O quinto aspecto apontado pela especialista em educação militar é a militarização "de todo e qualquer problema" — mais recentemente, até para orientar as filas do INSS. "Por aqui se combate a pobreza, a dengue, a seca, a corrupção... Tudo como se fosse uma 'questão militar'. Num primeiro momento, pode até parecer mais barato ou mais prático, mas esse pensamento destrói a profissionalização militar, e por sua vez a defesa nacional, enquanto por outro lado mantém o Estado ineficaz e tutelado para apresentar suas respostas."

Penido Oliveira lembra que a busca pela segurança tem como bases construções psicológicas sobre ameaça. "Nem tudo que consideramos ameaça é de fato uma ameaça. A maior parte do que consideramos ameaça, e portanto nos gera medo, não é passível de ser resolvida, como não vem sendo, por meio da militarização da vida, do cotidiano e das cidades."

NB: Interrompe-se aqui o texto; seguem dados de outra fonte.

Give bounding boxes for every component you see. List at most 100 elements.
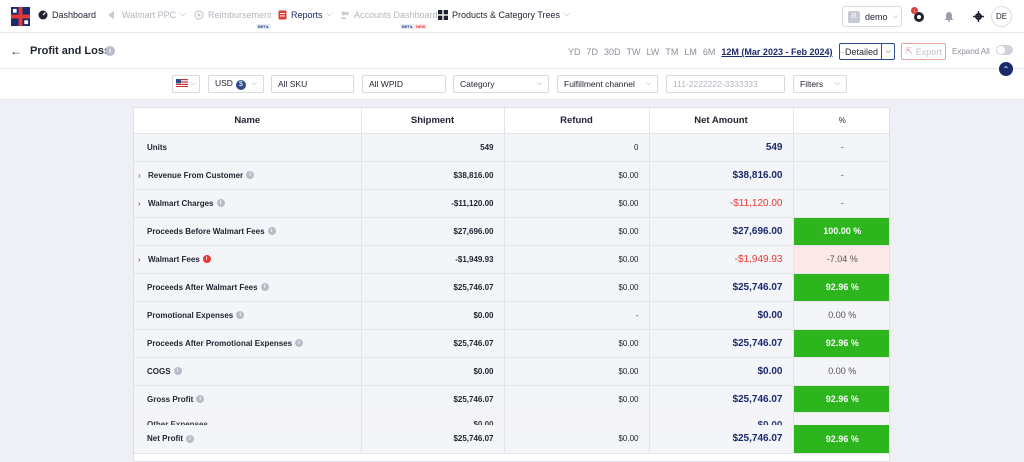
order-id-input[interactable]: 111-2222222-3333333 [666, 75, 785, 93]
table-row[interactable]: › Walmart Fees i -$1,949.93 $0.00 -$1,949.93-… [134, 245, 889, 274]
period-option[interactable]: 6M [702, 47, 716, 57]
info-icon[interactable]: i [236, 311, 245, 320]
row-percent: 100.00 % [793, 217, 889, 246]
nav-reimbursement[interactable]: Reimbursement [194, 10, 272, 20]
export-label: Export [915, 46, 942, 57]
row-shipment: -$1,949.93 [361, 245, 505, 274]
row-name: Proceeds Before Walmart Fees i [134, 217, 362, 246]
column-header-name[interactable]: Name [134, 108, 362, 134]
notifications-toggle-icon[interactable] [912, 10, 925, 23]
row-refund: $0.00 [504, 161, 650, 190]
info-icon[interactable]: i [186, 435, 194, 444]
column-header-percent[interactable]: % [793, 108, 889, 134]
currency-select[interactable]: USD $ ⌵ [208, 75, 264, 93]
info-icon[interactable]: i [295, 339, 304, 348]
info-icon[interactable]: i [216, 199, 225, 208]
info-icon[interactable]: i [267, 227, 276, 236]
table-row[interactable]: COGS i $0.00 $0.00 $0.00 0.00 % [134, 357, 889, 386]
period-option[interactable]: LM [684, 47, 697, 57]
column-header-refund[interactable]: Refund [504, 108, 650, 134]
expand-chevron-icon[interactable]: › [138, 254, 141, 264]
fulfillment-channel-select[interactable]: Fulfillment channel ⌵ [557, 75, 658, 93]
column-header-shipment[interactable]: Shipment [361, 108, 505, 134]
us-flag-icon [176, 79, 188, 89]
nav-reimbursement-label: Reimbursement [208, 10, 272, 20]
row-label: Gross Profit [147, 394, 194, 404]
row-net-amount: $0.00 [649, 301, 794, 330]
expand-chevron-icon[interactable]: › [138, 170, 141, 180]
period-option[interactable]: 7D [586, 47, 599, 57]
period-option[interactable]: LW [646, 47, 660, 57]
marketplace-select[interactable]: ⌵ [172, 75, 200, 93]
row-net-amount: -$1,949.93 [649, 245, 794, 274]
period-option[interactable]: 30D [604, 47, 621, 57]
table-row[interactable]: Units 549 0 549- [134, 133, 889, 162]
info-icon[interactable]: i [196, 395, 205, 404]
period-option[interactable]: TW [626, 47, 641, 57]
nav-accounts-dashboard[interactable]: Accounts Dashboard [340, 10, 438, 20]
row-percent: -7.04 % [793, 245, 889, 274]
gear-icon[interactable] [972, 10, 985, 23]
table-row[interactable]: Gross Profit i $25,746.07 $0.00 $25,746.07 92… [134, 385, 889, 414]
beta-badge: BETA [256, 24, 271, 29]
info-icon[interactable]: i [246, 171, 255, 180]
chevron-down-icon: ⌵ [180, 11, 186, 18]
nav-products-category[interactable]: Products & Category Trees ⌵ [438, 10, 569, 20]
row-shipment: $0.00 [361, 301, 505, 330]
table-row[interactable]: › Walmart Charges i -$11,120.00 $0.00 -$11,12… [134, 189, 889, 218]
view-select[interactable]: Detailed ⌵ [839, 43, 895, 60]
table-row[interactable]: Promotional Expenses i $0.00- $0.00 0.00 % [134, 301, 889, 330]
info-icon[interactable]: i [202, 255, 211, 264]
nav-walmart-ppc-label: Walmart PPC [122, 10, 177, 20]
nav-reports[interactable]: Reports ⌵ [277, 10, 332, 20]
row-name: Proceeds After Walmart Fees i [134, 273, 362, 302]
user-avatar[interactable]: DE [991, 6, 1012, 27]
row-label: Units [147, 142, 167, 152]
table-row[interactable]: Proceeds Before Walmart Fees i $27,696.00 $… [134, 217, 889, 246]
category-select[interactable]: Category ⌵ [453, 75, 549, 93]
bell-icon[interactable] [942, 10, 955, 23]
row-net-amount: $25,746.07 [649, 273, 794, 302]
export-button[interactable]: ⇱ Export [901, 43, 946, 60]
wpid-filter[interactable]: All WPID [362, 75, 446, 93]
sku-filter[interactable]: All SKU [271, 75, 354, 93]
row-percent: - [793, 133, 889, 162]
back-arrow-icon[interactable]: ← [10, 44, 22, 58]
info-icon[interactable]: i [173, 367, 182, 376]
expand-all-toggle[interactable] [996, 45, 1013, 55]
net-profit-row[interactable]: Net Profit i $25,746.07 $0.00 $25,746.07 … [134, 425, 889, 454]
table-row[interactable]: › Revenue From Customer i $38,816.00 $0.00 $3… [134, 161, 889, 190]
row-refund: $0.00 [504, 189, 650, 218]
row-name: Net Profit i [134, 425, 362, 454]
period-option-selected[interactable]: 12M (Mar 2023 - Feb 2024) [721, 47, 833, 57]
nav-walmart-ppc[interactable]: Walmart PPC ⌵ [108, 10, 185, 20]
row-shipment: -$11,120.00 [361, 189, 505, 218]
row-label: Walmart Charges [148, 198, 214, 208]
row-label: Proceeds Before Walmart Fees [147, 226, 265, 236]
row-name: Gross Profit i [134, 385, 362, 414]
column-header-net-amount[interactable]: Net Amount [649, 108, 794, 134]
more-periods-button[interactable]: ··· [838, 47, 848, 57]
export-icon: ⇱ [905, 46, 913, 56]
table-row[interactable]: Proceeds After Walmart Fees i $25,746.07 $0… [134, 273, 889, 302]
net-profit-label: Net Profit [147, 434, 183, 444]
new-badge: NEW [414, 24, 428, 29]
period-option[interactable]: TM [665, 47, 679, 57]
filters-button-label: Filters [800, 79, 824, 89]
app-logo-icon[interactable] [11, 7, 30, 26]
filters-button[interactable]: Filters ⌵ [793, 75, 847, 93]
collapse-header-button[interactable]: ⌃ [999, 62, 1013, 76]
nav-dashboard[interactable]: Dashboard [38, 10, 96, 20]
account-switcher[interactable]: R demo ⌵ [842, 6, 902, 27]
row-percent: 92.96 % [793, 329, 889, 358]
period-option[interactable]: YD [568, 47, 581, 57]
expand-chevron-icon[interactable]: › [138, 198, 141, 208]
info-icon[interactable]: i [105, 46, 115, 56]
row-shipment: $25,746.07 [361, 425, 505, 454]
info-icon[interactable]: i [260, 283, 269, 292]
chevron-down-icon[interactable]: ⌵ [881, 44, 894, 59]
users-icon [340, 10, 350, 20]
row-net-amount: 549 [649, 133, 794, 162]
table-row[interactable]: Proceeds After Promotional Expenses i $25,… [134, 329, 889, 358]
chevron-down-icon: ⌵ [190, 80, 196, 87]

Peron pondera que a militarização do cotidiano acontece em governos que não necessariamente possuem ministros militares, que é o caso do Brasil. Mas a presença de ex-agentes no Congresso e em cargos públicos, não só na esfera federal, ajuda a entender a mentalidade militarista. "O que parece se tornar uma tendência é o incremento de empresas de segurança rondando serviços públicos. A ideia de militarização não está apenas no aumento da brutalidade ou na ruptura da privacidade, mas na adição de um tipo de tecnologia, fornecida por empresas privadas, que dão provimento à segurança pública."

Além disso, afirma ele, desde o 11 de Setembro os projetos urbanísticos militarizados pautam a administração de espaços, como aeroportos e a construção de checkpoints (postos de controle).

"São pequenos investimentos técnicos sobre o ambiente urbano, como o tracejado de uma rua, a construção de um bloqueio, a organização do fluxo da movimentação das pessoas de forma mais severa. Tudo isso são aspectos do processo de militarização das cidades."